C$ slips as oil prices drop, rate hike bets fade
TORONTO: The Canadian dollar weakened against the greenback on Monday, underperforming most other G10 currencies as oil prices fell and market players looked for a widening gap between US and Canadian interest rates over the coming year.
The Federal Reserve is widely expected to raise interest rates on Wednesday despite US President Donald Trump and his top trade adviser ratcheting up their criticism of the central bank's monetary tightening.
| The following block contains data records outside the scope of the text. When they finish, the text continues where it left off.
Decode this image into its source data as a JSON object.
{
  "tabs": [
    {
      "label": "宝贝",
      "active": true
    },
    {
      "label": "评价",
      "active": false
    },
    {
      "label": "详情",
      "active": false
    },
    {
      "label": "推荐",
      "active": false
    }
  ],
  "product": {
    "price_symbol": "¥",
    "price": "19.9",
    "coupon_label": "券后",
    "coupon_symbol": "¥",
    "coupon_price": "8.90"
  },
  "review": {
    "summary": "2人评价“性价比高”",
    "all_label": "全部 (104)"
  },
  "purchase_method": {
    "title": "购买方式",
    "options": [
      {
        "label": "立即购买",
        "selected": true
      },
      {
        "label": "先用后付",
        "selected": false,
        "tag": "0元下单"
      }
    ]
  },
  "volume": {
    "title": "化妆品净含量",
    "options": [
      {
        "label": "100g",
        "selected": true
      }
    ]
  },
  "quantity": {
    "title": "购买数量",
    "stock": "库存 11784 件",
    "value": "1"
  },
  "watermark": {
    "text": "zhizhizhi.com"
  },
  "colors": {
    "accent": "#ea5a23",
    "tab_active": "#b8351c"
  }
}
"It is much more a rate story right now," said Scott Lampard, head of global markets, at HSBC Bank Canada. "The expectation is that the Bank of Canada is probably going to be a little bit less hawkish than the Fed."
Investors have slashed bets on additional tightening from the Bank of Canada following a dovish interest rate announcement from the central bank earlier this month.
The Bank of Canada has hiked its benchmark rate five times since July 2017 to leave it at 1.75 percent. Money markets expect just 25 basis points of further tightening next year, which would leave the policy rate falling short of the central bank's neutral rate estimate of between 2.5 percent and 3.5 percent.
The neutral rate is seen as the rate at which monetary is neither boosting nor restraining growth.
At 4:07 p.m. (2107 GMT), the Canadian dollar was trading 0.2 percent lower at 1.3410 to the greenback, or 74.57 US cents. The loonie, which traded in a range of 1.3373 to 1.3421, was the only G10 currency other than the Norwegian krone to decline.
Last week, the loonie fell 0.4 percent. It was the fourth straight week that the currency was down.
Losses for the loonie came as worries about slower global growth pressured stocks and the price of oil, one of Canada's major exports. US crude oil futures settled 2.6 percent lower at $49.88 a barrel.
Adding to the currency's headwinds, the Canadian Real Estate Association said that home sales fell 2.3 percent in November from October, extending recent weakness.
In separate data, foreign investors bought a net C$3.98 billion in Canadian securities in October, mainly in bonds, Statistics Canada said.
Canadian government bond prices were higher across the yield curve, with the 10-year rising 41 Canadian cents to yield 2.053 percent.
The gap between Canada's 10-year yield and its US equivalent widened by 1.4 basis points to a spread of 80.2 basis points, its widest since May 2017.